Nepal: ele evacua 900 alunos antes que a enchente levasse sua escola
Alguns minutos foram suficientes para transformar um alerta incerto em uma corrida contra o tempo. No dia 26 de agosto, em Trishuli Bazaar, no norte do Nepal, Rajendra Dawadi ordenou a evacuação dos 900 alunos de sua instituição enquanto uma enchente devastadora ameaçava a cidade. Pouco depois de serem colocados em segurança, a escola foi submersa pelas águas.
Aos 47 anos, o diretor se vê agora à frente de uma instituição que não existe mais. "Sou um diretor sem escola", resume ele, alguns dias após a catástrofe, em um depoimento coletado pela AFP.
Um alerta difícil de avaliar
A manhã havia começado como um dia escolar comum. Por volta das 9 horas, o contador da instituição chegou com urgência para avisar a direção: a água estava subindo e várias aldeias já estavam afetadas.
Outro membro da equipe rapidamente confirma que uma grande massa de água havia se formado rio acima. Diante de uma informação cuja gravidade ainda era difícil de medir, Rajendra Dawadi precisava decidir imediatamente.
O risco era duplo: interromper as aulas com base em um alerta que poderia se revelar infundado, ou esperar e expor os alunos a um perigo potencialmente mortal.
Ele optou pela evacuação.
900 alunos evacuados antes do pior
O anúncio provoca pânico entre os alunos. Alguns começam a chorar, enquanto uma adolescente desmaia diante de uma sala de aula. Os ônibus escolares que ainda estavam a caminho da instituição também são convidados a voltar.

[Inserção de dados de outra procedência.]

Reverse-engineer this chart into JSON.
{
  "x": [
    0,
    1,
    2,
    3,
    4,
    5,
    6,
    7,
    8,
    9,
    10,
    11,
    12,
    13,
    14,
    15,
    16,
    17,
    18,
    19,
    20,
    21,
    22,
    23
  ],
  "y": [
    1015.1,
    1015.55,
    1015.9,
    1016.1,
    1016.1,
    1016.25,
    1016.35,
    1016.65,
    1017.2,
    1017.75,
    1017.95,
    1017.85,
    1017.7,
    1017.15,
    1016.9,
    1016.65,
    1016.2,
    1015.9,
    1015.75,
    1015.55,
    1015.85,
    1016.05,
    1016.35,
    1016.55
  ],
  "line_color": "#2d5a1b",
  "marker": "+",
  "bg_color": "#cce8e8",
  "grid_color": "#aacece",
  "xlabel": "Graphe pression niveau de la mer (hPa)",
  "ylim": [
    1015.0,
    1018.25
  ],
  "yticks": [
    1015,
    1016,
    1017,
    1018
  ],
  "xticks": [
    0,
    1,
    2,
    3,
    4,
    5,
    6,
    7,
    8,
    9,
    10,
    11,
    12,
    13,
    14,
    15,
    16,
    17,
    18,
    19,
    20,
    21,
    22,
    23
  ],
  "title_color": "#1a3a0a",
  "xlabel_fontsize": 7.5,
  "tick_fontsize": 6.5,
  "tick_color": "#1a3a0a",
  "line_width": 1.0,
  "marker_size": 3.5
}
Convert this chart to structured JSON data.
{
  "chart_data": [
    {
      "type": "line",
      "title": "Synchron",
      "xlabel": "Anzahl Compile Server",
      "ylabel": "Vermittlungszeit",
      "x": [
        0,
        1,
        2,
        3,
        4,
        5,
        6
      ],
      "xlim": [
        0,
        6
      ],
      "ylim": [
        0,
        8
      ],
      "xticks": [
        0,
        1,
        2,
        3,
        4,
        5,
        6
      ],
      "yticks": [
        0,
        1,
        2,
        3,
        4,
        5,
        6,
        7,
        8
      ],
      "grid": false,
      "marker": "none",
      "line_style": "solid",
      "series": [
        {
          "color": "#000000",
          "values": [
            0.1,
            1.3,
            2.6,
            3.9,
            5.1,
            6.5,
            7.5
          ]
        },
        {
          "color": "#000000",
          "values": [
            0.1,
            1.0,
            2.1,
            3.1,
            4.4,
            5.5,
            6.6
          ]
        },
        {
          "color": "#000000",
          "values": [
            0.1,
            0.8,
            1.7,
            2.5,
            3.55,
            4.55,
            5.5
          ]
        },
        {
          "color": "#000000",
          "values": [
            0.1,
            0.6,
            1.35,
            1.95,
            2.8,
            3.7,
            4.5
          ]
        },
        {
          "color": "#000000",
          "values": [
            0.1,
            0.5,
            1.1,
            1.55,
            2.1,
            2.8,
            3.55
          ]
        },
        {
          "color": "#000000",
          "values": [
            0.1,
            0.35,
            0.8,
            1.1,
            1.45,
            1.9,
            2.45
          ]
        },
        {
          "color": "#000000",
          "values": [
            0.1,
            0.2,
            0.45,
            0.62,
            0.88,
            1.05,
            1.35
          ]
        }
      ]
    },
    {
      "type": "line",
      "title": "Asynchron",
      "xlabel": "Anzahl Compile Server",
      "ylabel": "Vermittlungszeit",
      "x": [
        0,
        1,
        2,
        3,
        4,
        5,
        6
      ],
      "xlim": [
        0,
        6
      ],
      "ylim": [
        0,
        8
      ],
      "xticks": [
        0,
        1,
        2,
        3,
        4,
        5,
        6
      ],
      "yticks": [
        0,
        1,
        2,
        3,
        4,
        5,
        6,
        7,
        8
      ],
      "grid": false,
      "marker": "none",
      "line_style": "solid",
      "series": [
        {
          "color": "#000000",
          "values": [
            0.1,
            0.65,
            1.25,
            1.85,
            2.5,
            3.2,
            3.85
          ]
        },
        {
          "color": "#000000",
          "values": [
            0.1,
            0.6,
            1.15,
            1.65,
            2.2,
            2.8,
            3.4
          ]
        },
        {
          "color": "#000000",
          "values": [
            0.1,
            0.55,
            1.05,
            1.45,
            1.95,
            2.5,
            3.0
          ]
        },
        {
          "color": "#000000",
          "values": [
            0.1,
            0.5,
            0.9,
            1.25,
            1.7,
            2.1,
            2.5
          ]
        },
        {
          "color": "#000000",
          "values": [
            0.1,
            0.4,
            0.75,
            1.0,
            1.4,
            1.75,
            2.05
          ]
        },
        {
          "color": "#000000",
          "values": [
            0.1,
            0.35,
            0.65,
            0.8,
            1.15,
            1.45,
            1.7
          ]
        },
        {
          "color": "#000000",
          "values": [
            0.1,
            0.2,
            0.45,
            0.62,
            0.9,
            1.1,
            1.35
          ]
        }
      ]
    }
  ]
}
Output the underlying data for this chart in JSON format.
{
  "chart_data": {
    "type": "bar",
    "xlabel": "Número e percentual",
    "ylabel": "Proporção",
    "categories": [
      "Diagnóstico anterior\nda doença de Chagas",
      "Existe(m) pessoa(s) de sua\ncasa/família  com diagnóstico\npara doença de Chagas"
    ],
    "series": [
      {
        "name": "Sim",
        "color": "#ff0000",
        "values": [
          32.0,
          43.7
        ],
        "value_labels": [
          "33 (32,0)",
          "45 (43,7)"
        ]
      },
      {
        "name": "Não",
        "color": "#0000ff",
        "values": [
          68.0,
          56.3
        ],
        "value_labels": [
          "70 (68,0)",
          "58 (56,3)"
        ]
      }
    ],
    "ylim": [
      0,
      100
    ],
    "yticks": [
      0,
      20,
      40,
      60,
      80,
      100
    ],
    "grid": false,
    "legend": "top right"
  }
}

Todos os alunos presentes são finalmente direcionados para áreas mais elevadas.
Das alturas, Rajendra Dawadi assiste à destruição de sua escola. O prédio, onde ele mesmo havia sido escolarizado, desaparece em poucos minutos sob a força da enchente.
Essa evacuação conseguiu colocar em segurança a imensa maioria dos alunos presentes na instituição. Mas a catástrofe não poupou a comunidade escolar: cinco alunos morreram do lado de fora da escola, assim como um professor e um vigia. Este último teria, segundo o diretor, tentado fechar uma porta antes de ser levado pela correnteza.
Uma adolescente separada de sua família
Entre os alunos evacuados está Santoshi Dotel, 17 anos. Ela assistia a uma aula de contabilidade quando a ordem de deixar a instituição foi dada.
Após sua evacuação, a jovem tenta encontrar sua família com uma amiga. Mas a violência da subida das águas rapidamente atrapalha seus planos. A ponte que elas esperavam atravessar é levada pela enchente, forçando-as a subir para as elevações.
Santoshi fica várias horas sem notícias de seus pais. Ela será finalmente evacuada de helicóptero e reencontrará sua mãe quatro dias após a catástrofe.
Para esta última, a espera foi especialmente angustiante. Ao ver o rio enfurecido, ela havia perdido toda a esperança de encontrar sua filha viva.
Uma escola a reconstruir
Agora, Rajendra Dawadi quer se voltar para a reconstrução. Ele pede às autoridades que permitam a reabertura da instituição o mais rápido possível, apesar da magnitude dos danos.
O diretor faz um paralelo com o terremoto de 2015, que já havia destruído a escola. Na época, o prédio pôde ser reconstruído. Desta vez, a situação é diferente: o terreno em si foi perdido na catástrofe.
A magnitude das destruições ultrapassa, aliás, o único caso desta escola. Segundo a Save the Children, pelo menos 69 instituições escolares foram destruídas pelas inundações, afetando potencialmente a educação de quase 19.000 crianças.
Uma catástrofe com consequências consideráveis
O drama de Trishuli Bazaar se insere em uma catástrofe nacional cujo balanço comunicado aponta para mais de 1.300 mortos e cerca de 5.000 pessoas ainda desaparecidas no Nepal.
Por trás desses números estão famílias separadas, infraestruturas destruídas e comunidades inteiras privadas de suas escolas.
Em Trishuli Bazaar, a história de Rajendra Dawadi ilustra principalmente a fragilidade das decisões tomadas diante de uma catástrofe súbita. Em poucos minutos, um simples alerta exigiu uma escolha que poderia comprometer a vida de centenas de crianças. O diretor optou por não esperar. Sua escola, no entanto, não sobreviveu à enchente.